Neef nodded and said, “I’m afraid so. Charlie’s riddled, to use their words.”
“What the fuck is going on?” exclaimed MacSween, his voice a hoarse mixture of anger and frustration.
“We’d better get the Public Health people over here right away,” said Neef. “We’ve got to try and make some sense of this before we have a major outbreak on our hands.”
“A major outbreak of what?” asked MacSween, looking as puzzled as he sounded.
Neef understood MacSween’s dilemma. He had used the phrase without thinking. You had outbreaks of food poisoning, not cancer. You couldn’t have an outbreak of cancer. “To tell you the truth, I’ve no bloody idea,” he confessed.
Neef returned to his own office and called Lennon at the Public Health Service. He wasn’t in the building but on hearing who was calling, Neef was given a mobile number. Lennon answered against a background of traffic noise.
“I think we should have a meeting as soon as possible,” said Neef. “There’s been another development.”
“Another case?”
“Yes, a baby in Yorkshire.”
“Would you repeat that?”
“You heard correctly. The baby was the grandson of our pathologist, Frank MacSween.”
“Bloody hell,” said Lennon. “I can get there about five?”
“That’s fine. We have to talk.”
Neef looked at his watch. It was three thirty. If Eve was in visiting Neil this afternoon, he would tell her about the remission being over. Neil hadn’t been feeling too well that morning. She’d probably suspect that something was wrong anyway. Better to tell her outright. He called through to the duty room on the internal line and asked the staff nurse if Eve was in the unit.

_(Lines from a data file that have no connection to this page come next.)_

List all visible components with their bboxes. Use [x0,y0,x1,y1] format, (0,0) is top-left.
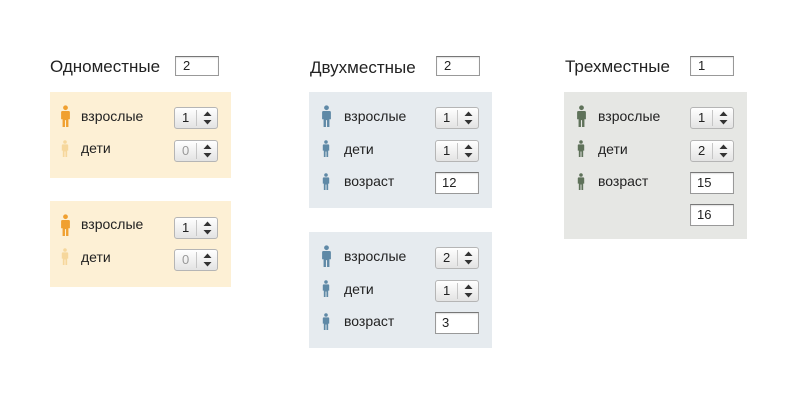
children-select-value: 2 [698,143,706,158]
up-down-arrows-icon [464,111,473,125]
select-divider [457,110,458,126]
single-room-panel: взрослые 1 дети 0 [50,92,231,178]
select-divider [712,110,713,126]
child-age-input[interactable]: 3 [435,312,479,334]
children-select[interactable]: 2 [690,140,734,162]
up-down-arrows-icon [719,111,728,125]
child-person-icon [322,313,330,330]
children-label: дети [81,249,111,265]
select-divider [196,252,197,268]
child-person-icon [61,248,69,265]
triple-rooms-title: Трехместные [565,57,670,76]
children-label: дети [344,141,374,157]
adults-select-value: 1 [698,110,706,125]
double-room-panel: взрослые 2 дети 1 возраст 3 [309,232,492,348]
child-person-icon [577,140,585,157]
up-down-arrows-icon [203,253,212,267]
adults-select-value: 2 [443,250,451,265]
select-divider [196,143,197,159]
select-divider [196,110,197,126]
children-label: дети [598,141,628,157]
children-select[interactable]: 0 [174,249,218,271]
child-person-icon [61,140,69,157]
adult-person-icon [576,105,587,127]
children-select-value: 1 [443,143,451,158]
adults-select[interactable]: 1 [174,107,218,129]
children-label: дети [344,281,374,297]
single-rooms-count-input[interactable]: 2 [175,56,219,76]
select-divider [457,143,458,159]
children-select[interactable]: 1 [435,280,479,302]
up-down-arrows-icon [719,144,728,158]
adults-select-value: 1 [443,110,451,125]
single-room-panel: взрослые 1 дети 0 [50,201,231,287]
children-select[interactable]: 1 [435,140,479,162]
double-rooms-count-input[interactable]: 2 [436,56,480,76]
age-label: возраст [598,173,649,189]
age-label: возраст [344,173,395,189]
up-down-arrows-icon [203,221,212,235]
adults-label: взрослые [81,216,144,232]
adult-person-icon [321,245,332,267]
children-select[interactable]: 0 [174,140,218,162]
adult-person-icon [60,105,71,127]
adults-label: взрослые [81,108,144,124]
child-person-icon [322,140,330,157]
single-rooms-title: Одноместные [50,57,161,76]
double-room-panel: взрослые 1 дети 1 возраст 12 [309,92,492,208]
child-person-icon [577,173,585,190]
adults-select[interactable]: 1 [435,107,479,129]
children-label: дети [81,140,111,156]
adults-select[interactable]: 1 [174,217,218,239]
children-select-value: 1 [443,283,451,298]
children-select-value: 0 [182,143,190,158]
up-down-arrows-icon [203,144,212,158]
triple-room-panel: взрослые 1 дети 2 возраст 15 16 [564,92,747,239]
child-age-input[interactable]: 16 [690,204,734,226]
adults-label: взрослые [344,248,407,264]
age-label: возраст [344,313,395,329]
triple-rooms-count-input[interactable]: 1 [690,56,734,76]
up-down-arrows-icon [203,111,212,125]
child-person-icon [322,173,330,190]
select-divider [196,220,197,236]
select-divider [457,250,458,266]
select-divider [712,143,713,159]
up-down-arrows-icon [464,251,473,265]
adults-label: взрослые [344,108,407,124]
up-down-arrows-icon [464,144,473,158]
select-divider [457,283,458,299]
children-select-value: 0 [182,252,190,267]
child-age-input[interactable]: 15 [690,172,734,194]
adults-select[interactable]: 2 [435,247,479,269]
adult-person-icon [60,214,71,236]
child-person-icon [322,280,330,297]
adults-select-value: 1 [182,110,190,125]
child-age-input[interactable]: 12 [435,172,479,194]
adult-person-icon [321,105,332,127]
up-down-arrows-icon [464,284,473,298]
double-rooms-title: Двухместные [310,58,416,77]
adults-select[interactable]: 1 [690,107,734,129]
adults-label: взрослые [598,108,661,124]
adults-select-value: 1 [182,220,190,235]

“Miss Sayers arrived about three o’clock,” replied the nurse.
Neef walked along to Neil’s room and paused when he saw Eve through the glass. She was reading Neil a story. He was not his usual self. He was lying quietly beneath the blankets on his bed, his eyes peeping out the top. They never left Eve.
Neef entered the room quietly and approached the bed. “Hello, you two,” he said softly, squatting down on his haunches beside Eve who was sitting on a chair with the story book across her knees. “I suppose I’m interrupting as usual?”

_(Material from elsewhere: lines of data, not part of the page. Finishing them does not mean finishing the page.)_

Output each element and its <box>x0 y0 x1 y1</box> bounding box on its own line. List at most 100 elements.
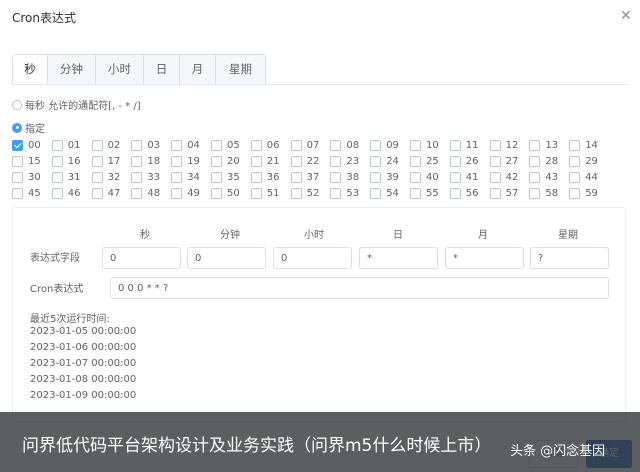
second-checkbox[interactable] <box>370 187 382 199</box>
second-checkbox[interactable] <box>171 187 183 199</box>
second-option[interactable]: 56 <box>449 185 490 201</box>
second-checkbox[interactable] <box>131 155 143 167</box>
second-option[interactable]: 46 <box>51 185 92 201</box>
second-checkbox[interactable] <box>131 139 143 151</box>
second-checkbox[interactable] <box>330 171 342 183</box>
second-option[interactable]: 37 <box>290 169 331 185</box>
second-option[interactable]: 21 <box>250 153 291 169</box>
radio-specify[interactable] <box>12 122 22 133</box>
hour-field-input[interactable] <box>273 247 352 269</box>
second-checkbox[interactable] <box>410 187 421 199</box>
radio-every-second[interactable] <box>12 99 22 110</box>
second-option[interactable]: 20 <box>211 153 251 169</box>
second-option[interactable]: 13 <box>529 137 569 153</box>
second-checkbox[interactable] <box>449 139 461 151</box>
second-checkbox[interactable] <box>330 187 342 199</box>
second-checkbox[interactable] <box>211 155 222 167</box>
second-option[interactable]: 34 <box>171 169 211 185</box>
second-option[interactable]: 10 <box>410 137 450 153</box>
second-option[interactable]: 54 <box>370 185 410 201</box>
second-option[interactable]: 44 <box>569 169 609 185</box>
second-checkbox[interactable] <box>410 171 421 183</box>
second-option[interactable]: 02 <box>91 137 132 153</box>
second-option[interactable]: 01 <box>51 137 92 153</box>
tab-hour[interactable]: 小时 <box>96 54 144 85</box>
month-field-input[interactable] <box>445 247 524 269</box>
second-checkbox[interactable] <box>250 187 262 199</box>
second-checkbox[interactable] <box>250 171 262 183</box>
second-option[interactable]: 00 <box>12 137 52 153</box>
second-checkbox[interactable] <box>569 187 581 199</box>
second-checkbox[interactable] <box>449 187 461 199</box>
second-checkbox[interactable] <box>529 139 541 151</box>
second-checkbox[interactable] <box>370 171 382 183</box>
second-checkbox[interactable] <box>171 171 183 183</box>
second-checkbox[interactable] <box>290 155 302 167</box>
tab-second[interactable]: 秒 <box>12 54 48 85</box>
second-option[interactable]: 16 <box>51 153 92 169</box>
second-checkbox[interactable] <box>569 139 581 151</box>
second-checkbox[interactable] <box>12 155 23 167</box>
second-option[interactable]: 40 <box>410 169 450 185</box>
second-checkbox[interactable] <box>51 171 63 183</box>
second-checkbox[interactable] <box>330 155 342 167</box>
second-option[interactable]: 17 <box>91 153 132 169</box>
second-option[interactable]: 35 <box>211 169 251 185</box>
second-option[interactable]: 24 <box>370 153 410 169</box>
second-checkbox[interactable] <box>12 171 23 183</box>
second-option[interactable]: 45 <box>12 185 52 201</box>
second-option[interactable]: 51 <box>250 185 291 201</box>
second-option[interactable]: 47 <box>91 185 132 201</box>
second-checkbox[interactable] <box>529 155 541 167</box>
second-option[interactable]: 11 <box>449 137 490 153</box>
second-option[interactable]: 06 <box>250 137 291 153</box>
second-option[interactable]: 07 <box>290 137 331 153</box>
tab-minute[interactable]: 分钟 <box>48 54 96 85</box>
second-checkbox[interactable] <box>211 171 222 183</box>
second-option[interactable]: 33 <box>131 169 171 185</box>
second-option[interactable]: 42 <box>489 169 530 185</box>
second-checkbox[interactable] <box>12 139 23 151</box>
tab-month[interactable]: 月 <box>180 54 216 85</box>
second-checkbox[interactable] <box>51 155 63 167</box>
second-checkbox[interactable] <box>569 155 581 167</box>
second-option[interactable]: 38 <box>330 169 370 185</box>
second-option[interactable]: 26 <box>449 153 490 169</box>
second-option[interactable]: 31 <box>51 169 92 185</box>
second-option[interactable]: 32 <box>91 169 132 185</box>
close-icon[interactable]: ✕ <box>620 8 632 24</box>
second-option[interactable]: 43 <box>529 169 569 185</box>
second-option[interactable]: 39 <box>370 169 410 185</box>
day-field-input[interactable] <box>359 247 438 269</box>
second-checkbox[interactable] <box>489 155 501 167</box>
second-option[interactable]: 57 <box>489 185 530 201</box>
second-checkbox[interactable] <box>529 187 541 199</box>
second-checkbox[interactable] <box>489 187 501 199</box>
second-option[interactable]: 53 <box>330 185 370 201</box>
second-checkbox[interactable] <box>171 155 183 167</box>
second-option[interactable]: 41 <box>449 169 490 185</box>
second-checkbox[interactable] <box>12 187 23 199</box>
second-checkbox[interactable] <box>211 139 222 151</box>
second-option[interactable]: 12 <box>489 137 530 153</box>
second-option[interactable]: 55 <box>410 185 450 201</box>
second-checkbox[interactable] <box>370 155 382 167</box>
second-checkbox[interactable] <box>91 155 103 167</box>
second-checkbox[interactable] <box>330 139 342 151</box>
cron-expression-input[interactable] <box>110 277 609 299</box>
second-checkbox[interactable] <box>91 187 103 199</box>
second-checkbox[interactable] <box>51 187 63 199</box>
second-checkbox[interactable] <box>250 155 262 167</box>
second-option[interactable]: 58 <box>529 185 569 201</box>
second-checkbox[interactable] <box>410 155 421 167</box>
second-option[interactable]: 19 <box>171 153 211 169</box>
second-option[interactable]: 29 <box>569 153 609 169</box>
option-specify[interactable]: 指定 <box>12 120 45 135</box>
second-option[interactable]: 59 <box>569 185 609 201</box>
second-field-input[interactable] <box>102 247 181 269</box>
second-checkbox[interactable] <box>370 139 382 151</box>
second-checkbox[interactable] <box>410 139 421 151</box>
second-checkbox[interactable] <box>250 139 262 151</box>
second-option[interactable]: 25 <box>410 153 450 169</box>
second-checkbox[interactable] <box>449 155 461 167</box>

“You certainly are,” replied Eve. “We were just getting to the bit where the wolf starts to huff and puff.”
Neef looked at Eve and saw in her eyes that she knew something was wrong. She was acting a part.”
“In that case, I’d better not interrupt any more,” said Neef. “Perhaps we could have a word before you go?” he said to Eve.

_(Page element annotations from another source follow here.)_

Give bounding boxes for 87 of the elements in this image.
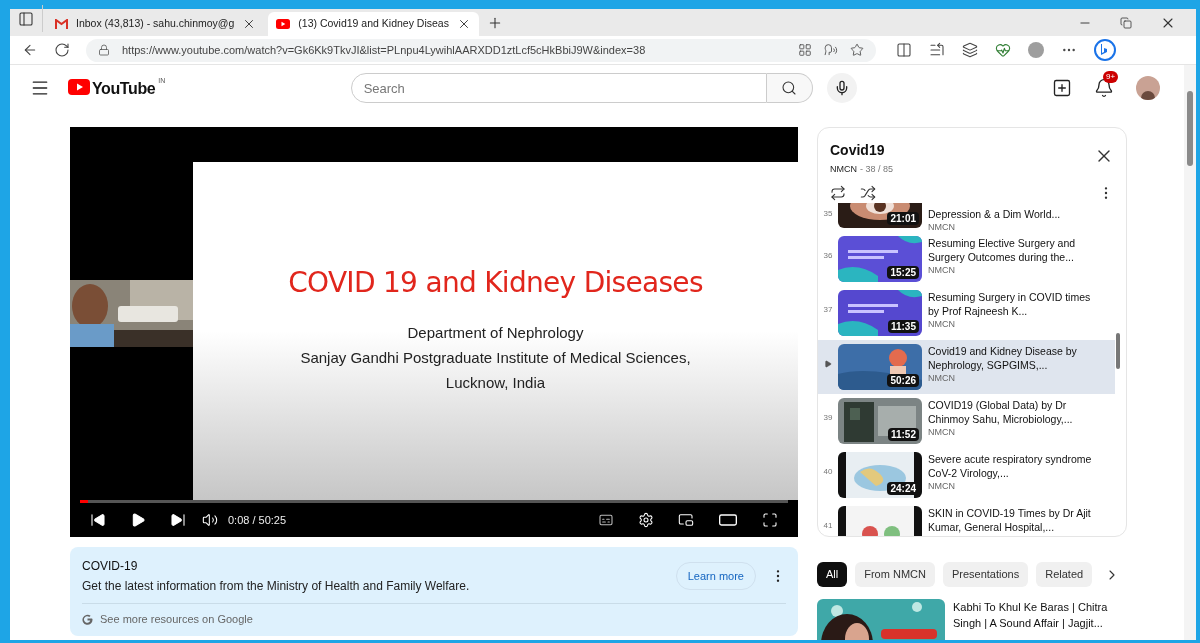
item-number: 35 — [823, 207, 833, 220]
channel-name: NMCN — [928, 479, 956, 493]
slide-text: Sanjay Gandhi Postgraduate Institute of Medical Sciences, — [300, 348, 691, 368]
scrollbar-thumb[interactable] — [1187, 91, 1193, 166]
settings-icon[interactable] — [638, 512, 654, 528]
search-icon — [781, 80, 798, 96]
avatar[interactable] — [1136, 76, 1160, 100]
back-icon[interactable] — [22, 42, 38, 58]
slide-text: Department of Nephrology — [407, 323, 584, 343]
playlist-item[interactable]: 36 15:25 Resuming Elective Surgery and Surgery Outcomes during the... NMCN — [818, 231, 1115, 286]
channel-name: NMCN — [928, 263, 956, 277]
resources-link[interactable]: See more resources on Google — [100, 611, 253, 628]
create-icon[interactable] — [1052, 78, 1072, 98]
item-number: 40 — [823, 465, 833, 478]
address-field[interactable]: https://www.youtube.com/watch?v=Gk6Kk9TkvJI&list=PLnpu4LywihlAARXDD1ztLcf5cHkBbiJ9W&index=38 — [86, 38, 876, 62]
scrollbar-thumb[interactable] — [1116, 332, 1120, 369]
favorite-star-icon[interactable] — [850, 43, 864, 57]
apps-icon[interactable] — [798, 43, 812, 57]
video-title: Severe acute respiratory syndrome CoV-2 Virology,... — [928, 451, 1093, 480]
panel-text: Get the latest information from the Ministry of Health and Family Welfare. — [82, 578, 471, 595]
copilot-icon[interactable] — [1094, 39, 1116, 61]
playlist-channel[interactable]: NMCN — [830, 163, 857, 177]
filter-chip[interactable]: From NMCN — [855, 562, 935, 587]
url-text: https://www.youtube.com/watch?v=Gk6Kk9TkvJI&list=PLnpu4LywihlAARXDD1ztLcf5cHkBbiJ9W&index=38 — [122, 42, 646, 58]
playlist-item[interactable]: 35 21:01 Depression & a Dim World... NMCN — [818, 202, 1115, 232]
play-logo-icon — [276, 19, 291, 29]
channel-name: NMCN — [928, 425, 956, 439]
shuffle-icon[interactable] — [860, 184, 876, 201]
progress-track[interactable] — [80, 500, 788, 503]
miniplayer-icon[interactable] — [678, 512, 694, 528]
favorites-icon[interactable] — [929, 42, 945, 58]
lock-icon — [98, 44, 110, 56]
video-title: SKIN in COVID-19 Times by Dr Ajit Kumar, General Hospital,... — [928, 505, 1092, 534]
voice-search-button[interactable] — [826, 73, 857, 103]
slide-text: Lucknow, India — [445, 373, 546, 393]
filter-chip[interactable]: All — [817, 562, 848, 587]
notification-count: 9+ — [1103, 71, 1119, 83]
item-number: 36 — [823, 249, 833, 262]
playing-icon — [824, 359, 832, 368]
browser-tab[interactable]: (13) Covid19 and Kidney Diseas — [268, 12, 479, 36]
search-field[interactable]: Search — [350, 73, 767, 103]
health-icon[interactable] — [995, 42, 1011, 58]
slide-title: COVID 19 and Kidney Diseases — [288, 266, 703, 300]
refresh-icon[interactable] — [54, 42, 70, 58]
channel-name: NMCN — [928, 220, 956, 234]
google-icon — [82, 613, 93, 625]
playlist-position: - 38 / 85 — [860, 163, 894, 176]
playlist-item[interactable]: 37 11:35 Resuming Surgery in COVID times by Prof Rajneesh K... NMCN — [818, 285, 1115, 340]
playlist-item[interactable]: 40 24:24 Severe acute respiratory syndrome CoV-2 Virology,... NMCN — [818, 447, 1115, 502]
item-number: 37 — [823, 303, 833, 316]
filter-chip[interactable]: Related — [1036, 562, 1093, 587]
play-icon[interactable] — [130, 512, 146, 528]
volume-icon[interactable] — [202, 512, 218, 528]
captions-icon[interactable] — [598, 512, 614, 528]
tab-actions-icon[interactable] — [18, 10, 34, 27]
tab-title: Inbox (43,813) - sahu.chinmoy@g — [76, 16, 235, 32]
panel-title: COVID-19 — [82, 558, 139, 575]
video-title: Depression & a Dim World... — [928, 206, 1062, 221]
search-button[interactable] — [766, 73, 813, 103]
item-number: 41 — [823, 519, 833, 532]
split-screen-icon[interactable] — [896, 42, 912, 58]
video-title: Covid19 and Kidney Disease by Nephrology, SGPGIMS,... — [928, 343, 1078, 372]
video-title[interactable]: Kabhi To Khul Ke Baras | Chitra Singh | A Sound Affair | Jagjit... — [953, 599, 1118, 640]
filter-chip[interactable]: Presentations — [942, 562, 1029, 587]
tab-title: (13) Covid19 and Kidney Diseas — [298, 16, 449, 32]
next-icon[interactable] — [170, 512, 186, 528]
collections-icon[interactable] — [962, 42, 978, 58]
previous-icon[interactable] — [90, 512, 106, 528]
playlist-item[interactable]: 39 11:52 COVID19 (Global Data) by Dr Chinmoy Sahu, Microbiology,... NMCN — [818, 393, 1115, 448]
playlist-item[interactable]: 41 SKIN in COVID-19 Times by Dr Ajit Kumar, General Hospital,... — [818, 501, 1115, 536]
item-number: 39 — [823, 411, 833, 424]
video-title: Resuming Surgery in COVID times by Prof Rajneesh K... — [928, 289, 1092, 318]
time-display: 0:08 / 50:25 — [228, 512, 287, 528]
notifications-icon[interactable] — [1094, 78, 1114, 98]
repeat-icon[interactable] — [830, 184, 846, 201]
profile-avatar[interactable] — [1028, 42, 1044, 58]
channel-name: NMCN — [928, 371, 956, 385]
playlist-item[interactable]: 50:26 Covid19 and Kidney Disease by Nephrology, SGPGIMS,... NMCN — [818, 339, 1115, 394]
read-aloud-icon[interactable] — [824, 43, 838, 57]
playlist-title: Covid19 — [830, 141, 886, 160]
channel-name: NMCN — [928, 317, 956, 331]
browser-tab[interactable]: Inbox (43,813) - sahu.chinmoy@g — [47, 12, 265, 36]
fullscreen-icon[interactable] — [762, 512, 778, 528]
restore-icon[interactable] — [1120, 16, 1132, 29]
video-player[interactable]: COVID 19 and Kidney Diseases Department of Nephrology Sanjay Gandhi Postgraduate Institute of Medical Sciences, Lucknow, India 0:08 / 50:25 — [70, 127, 798, 537]
video-title: Resuming Elective Surgery and Surgery Outcomes during the... — [928, 235, 1077, 264]
video-title: COVID19 (Global Data) by Dr Chinmoy Sahu, Microbiology,... — [928, 397, 1074, 426]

Eve nodded with something approaching suspicion in her eyes. “Of course,” she said.
“See you later, Neely,” said Neef to Neil who blinked in reply.
Neef used the intervening time to tell Lawrence Fielding about Frank MacSween’s grandson.
“There’s something dreadfully wrong about all this,” said Fielding. “Charlie Morse getting it was stretching coincidence to the limit but now, Frank MacSween’s grandson, a baby... Makes you think we’re all at risk... from something we don’t really understand.”
Neef nodded. “If it’s any comfort I feel the same.” He told Fielding about the meeting to be held at five. “I’d like you to be there,” he said. “But not a word to anyone else, a staff panic is the last thing we need.”
“Understood,” said Fielding.
A gentle tap came to the door and Neef knew it was Eve. “Come in,” he said softly.
Eve entered and crossed the floor to his desk looking as if she was walking on burning coals. “Neil’s remission is over, isn’t it?” she said quietly.
“I’m afraid so,” replied Neef. “I suspected it when I looked at the side of his face by the river on Sunday. Lawrence Fielding has confirmed it; the tumour has started to grow again.”
“What kind of a God would let that happen to a kid like Neil? It makes no sense,” said Eve. “It makes you feel that life’s just so pointless.”